BuzzFeed has managed to do that in part because there isn’t much competition. While The Mirror, The Independent and their ilk have taken BuzzFeed-inspired attempts at viral content with initiatives such as i100 and Us Vs Th3m, BuzzFeed’s formula has proven hard to mimic. “BuzzFeed managed to cut through, and they did a good job of waiting until the site was large enough before they went to the advertisers,” said Liam Brennan, digital strategy director at Starcom Mediavest. “It’s been well-received largely because it was already so unique and well-known.”
BuzzFeed’s pitch, however, is still fraught, if only because many U.K. brands still err on the conservative side when it comes to new platforms and marketing strategies. This is particularly true with their reactions to BuzzFeed, whose libertine editorial approach (“When You See Your Friend’s Penis”) is often a turn-off to more skittish brands.

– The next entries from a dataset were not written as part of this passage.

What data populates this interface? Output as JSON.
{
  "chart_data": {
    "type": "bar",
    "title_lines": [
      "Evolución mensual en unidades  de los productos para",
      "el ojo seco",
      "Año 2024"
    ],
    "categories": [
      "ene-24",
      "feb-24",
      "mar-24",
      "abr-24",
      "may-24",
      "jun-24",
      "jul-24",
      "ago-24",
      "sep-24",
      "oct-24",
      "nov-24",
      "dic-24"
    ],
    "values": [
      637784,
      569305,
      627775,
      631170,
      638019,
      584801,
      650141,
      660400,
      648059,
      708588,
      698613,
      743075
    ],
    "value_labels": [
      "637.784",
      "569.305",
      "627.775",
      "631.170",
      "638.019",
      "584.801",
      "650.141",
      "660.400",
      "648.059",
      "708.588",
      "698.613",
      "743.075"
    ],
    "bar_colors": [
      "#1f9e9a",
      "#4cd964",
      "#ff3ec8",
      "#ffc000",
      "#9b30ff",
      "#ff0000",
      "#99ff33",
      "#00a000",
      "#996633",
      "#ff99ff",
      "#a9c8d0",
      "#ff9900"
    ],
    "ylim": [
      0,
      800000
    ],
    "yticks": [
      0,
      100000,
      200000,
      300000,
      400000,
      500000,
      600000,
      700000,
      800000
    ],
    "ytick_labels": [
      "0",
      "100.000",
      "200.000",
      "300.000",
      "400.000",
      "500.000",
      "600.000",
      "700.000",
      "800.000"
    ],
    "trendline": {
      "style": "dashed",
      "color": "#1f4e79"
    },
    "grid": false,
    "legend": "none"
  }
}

“We’ve tried to get brands to be a little bit braver about it, but there’s still an element of nervousness sometimes,” said Charlotte Tice, head of publishing at Mindshare UK. “Brands here are bit more uncertain about slightly risqué content.”
Brennan said that this is the flipside to the BuzzFeed brand being so strong before it started its conversations with U.K. advertisers. “People already had that point of view of them being about kittens and GIFs, which can scare people off here,” he said. “It’s a cultural thing more than anything else.”
Likewise, BuzzFeed still faces hurdles in adapting its characteristically gleeful sense of humor for the British readership, which tends to be more dry, cynical and reserved. “There are cultural sensitivities. It’s essential that you have the creative team in-market and you’re hiring people who get those sensitivities,” BuzzFeed’s Hayward said.
Tice said she expects all of this to improve, particularly as companies in the U.K. better understand where BuzzFeed fits into their marketing strategies and as BuzzFeed itself gets better at helping brands speak in its voice.
Multiple agency executives also said that BuzzFeed’s pitch will likely get stronger as it makes further inroads into more serious news fare. It has significantly beefed up its U.K. news division over the past few months with big-name hires from the The Guardian and The Telegraph, including well-known Sunday Times investigative journalist Heidi Blake.
“BuzzFeed initially went after the brands that felt right for the platform,” said Brennan. “To grow that, they’re going to have to create more serious stuff to get more people on board.”